Two more factors should be considered in the above outlined proposition to use genomic distances as a taxonomic criterion. The first is that while the dataset of genomes used here is considerable, it nevertheless represents only a small part of the vast fungal diversity. As new species are sequenced, the threshold and accuracy estimates of this study may change in ways that are difficult to predict, although major changes would be unexpected. The second is the possibility of using unassembled high-throughput sequencing reads for the calculation of genomic distances—a possibility that was not investigated here.

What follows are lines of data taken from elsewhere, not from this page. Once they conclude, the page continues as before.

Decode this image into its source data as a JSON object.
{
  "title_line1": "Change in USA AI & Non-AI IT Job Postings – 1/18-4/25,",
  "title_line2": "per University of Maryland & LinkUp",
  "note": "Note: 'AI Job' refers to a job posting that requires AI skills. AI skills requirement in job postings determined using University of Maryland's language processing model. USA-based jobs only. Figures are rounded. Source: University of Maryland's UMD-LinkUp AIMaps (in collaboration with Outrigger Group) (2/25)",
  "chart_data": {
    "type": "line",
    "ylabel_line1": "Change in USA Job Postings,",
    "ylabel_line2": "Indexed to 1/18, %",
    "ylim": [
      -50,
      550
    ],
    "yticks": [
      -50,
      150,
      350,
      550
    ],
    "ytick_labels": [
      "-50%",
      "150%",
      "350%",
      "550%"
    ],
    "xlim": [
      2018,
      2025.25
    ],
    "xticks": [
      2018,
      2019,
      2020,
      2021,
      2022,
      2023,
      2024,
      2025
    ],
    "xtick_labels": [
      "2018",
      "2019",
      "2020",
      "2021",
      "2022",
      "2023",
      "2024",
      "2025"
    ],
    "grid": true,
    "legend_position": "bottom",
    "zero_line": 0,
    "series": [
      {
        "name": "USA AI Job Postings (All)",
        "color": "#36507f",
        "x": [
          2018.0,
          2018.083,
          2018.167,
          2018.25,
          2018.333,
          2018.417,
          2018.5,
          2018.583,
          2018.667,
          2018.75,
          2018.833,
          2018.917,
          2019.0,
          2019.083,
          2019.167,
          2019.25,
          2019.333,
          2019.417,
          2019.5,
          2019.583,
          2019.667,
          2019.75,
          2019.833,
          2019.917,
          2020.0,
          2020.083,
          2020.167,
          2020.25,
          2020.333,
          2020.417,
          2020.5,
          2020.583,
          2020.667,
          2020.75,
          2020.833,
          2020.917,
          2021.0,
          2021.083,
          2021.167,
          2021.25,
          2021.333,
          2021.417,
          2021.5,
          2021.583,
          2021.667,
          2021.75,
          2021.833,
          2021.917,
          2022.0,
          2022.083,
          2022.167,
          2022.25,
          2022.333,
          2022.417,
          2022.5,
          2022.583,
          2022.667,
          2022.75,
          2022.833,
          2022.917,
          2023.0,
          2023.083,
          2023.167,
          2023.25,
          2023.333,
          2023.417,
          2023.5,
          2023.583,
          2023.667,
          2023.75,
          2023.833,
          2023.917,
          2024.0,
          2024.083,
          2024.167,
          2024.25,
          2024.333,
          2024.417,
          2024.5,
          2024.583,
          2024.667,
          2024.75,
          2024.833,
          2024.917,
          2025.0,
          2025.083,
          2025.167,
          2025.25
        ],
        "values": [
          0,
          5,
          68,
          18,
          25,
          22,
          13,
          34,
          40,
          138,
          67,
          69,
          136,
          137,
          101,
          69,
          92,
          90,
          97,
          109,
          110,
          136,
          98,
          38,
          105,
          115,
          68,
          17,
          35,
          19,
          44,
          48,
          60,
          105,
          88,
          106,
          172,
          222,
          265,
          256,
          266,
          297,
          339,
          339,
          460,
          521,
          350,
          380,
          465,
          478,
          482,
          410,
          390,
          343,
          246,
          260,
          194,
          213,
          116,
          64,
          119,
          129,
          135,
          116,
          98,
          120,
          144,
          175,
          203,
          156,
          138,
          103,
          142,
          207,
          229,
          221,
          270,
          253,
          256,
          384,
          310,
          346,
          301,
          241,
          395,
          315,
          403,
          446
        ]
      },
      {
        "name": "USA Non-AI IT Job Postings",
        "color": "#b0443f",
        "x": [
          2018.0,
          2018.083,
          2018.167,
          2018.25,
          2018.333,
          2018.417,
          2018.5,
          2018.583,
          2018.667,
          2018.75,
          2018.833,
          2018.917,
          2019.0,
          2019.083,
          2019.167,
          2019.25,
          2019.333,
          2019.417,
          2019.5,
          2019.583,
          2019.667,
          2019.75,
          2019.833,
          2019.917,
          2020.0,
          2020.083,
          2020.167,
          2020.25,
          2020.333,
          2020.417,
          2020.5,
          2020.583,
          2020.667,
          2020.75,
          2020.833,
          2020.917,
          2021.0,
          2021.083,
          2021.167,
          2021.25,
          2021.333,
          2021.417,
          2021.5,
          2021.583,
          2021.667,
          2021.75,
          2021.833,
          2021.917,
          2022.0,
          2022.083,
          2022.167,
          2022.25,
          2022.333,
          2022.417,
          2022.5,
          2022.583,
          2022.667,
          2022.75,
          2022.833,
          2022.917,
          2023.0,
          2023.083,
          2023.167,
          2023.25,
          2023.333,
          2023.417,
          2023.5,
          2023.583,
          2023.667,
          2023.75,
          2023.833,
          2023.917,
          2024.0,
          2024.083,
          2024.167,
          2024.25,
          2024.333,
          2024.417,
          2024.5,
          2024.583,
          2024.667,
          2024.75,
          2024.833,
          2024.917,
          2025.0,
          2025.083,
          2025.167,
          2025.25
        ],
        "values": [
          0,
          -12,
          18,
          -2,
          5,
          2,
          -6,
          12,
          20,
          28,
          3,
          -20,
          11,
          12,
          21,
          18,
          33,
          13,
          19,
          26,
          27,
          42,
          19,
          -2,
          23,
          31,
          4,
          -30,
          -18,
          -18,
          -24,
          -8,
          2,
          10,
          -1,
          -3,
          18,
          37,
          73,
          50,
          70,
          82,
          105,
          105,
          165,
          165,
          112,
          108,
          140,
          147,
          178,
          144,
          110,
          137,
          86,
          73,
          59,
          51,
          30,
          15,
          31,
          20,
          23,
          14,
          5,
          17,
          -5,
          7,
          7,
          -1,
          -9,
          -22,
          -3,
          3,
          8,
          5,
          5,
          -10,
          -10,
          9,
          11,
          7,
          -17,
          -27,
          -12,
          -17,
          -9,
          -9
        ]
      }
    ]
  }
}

Both Mash and Dashing accept sequencing reads as input [23,24]. Such analysis should be performed with special care due to the presence and potentially high impact of sequencing errors, but if it proves sufficiently accurate, it could remove the need for the genome assembly—a possibility that would make the calculation of genomic distances for fungal species delineation even easier to perform.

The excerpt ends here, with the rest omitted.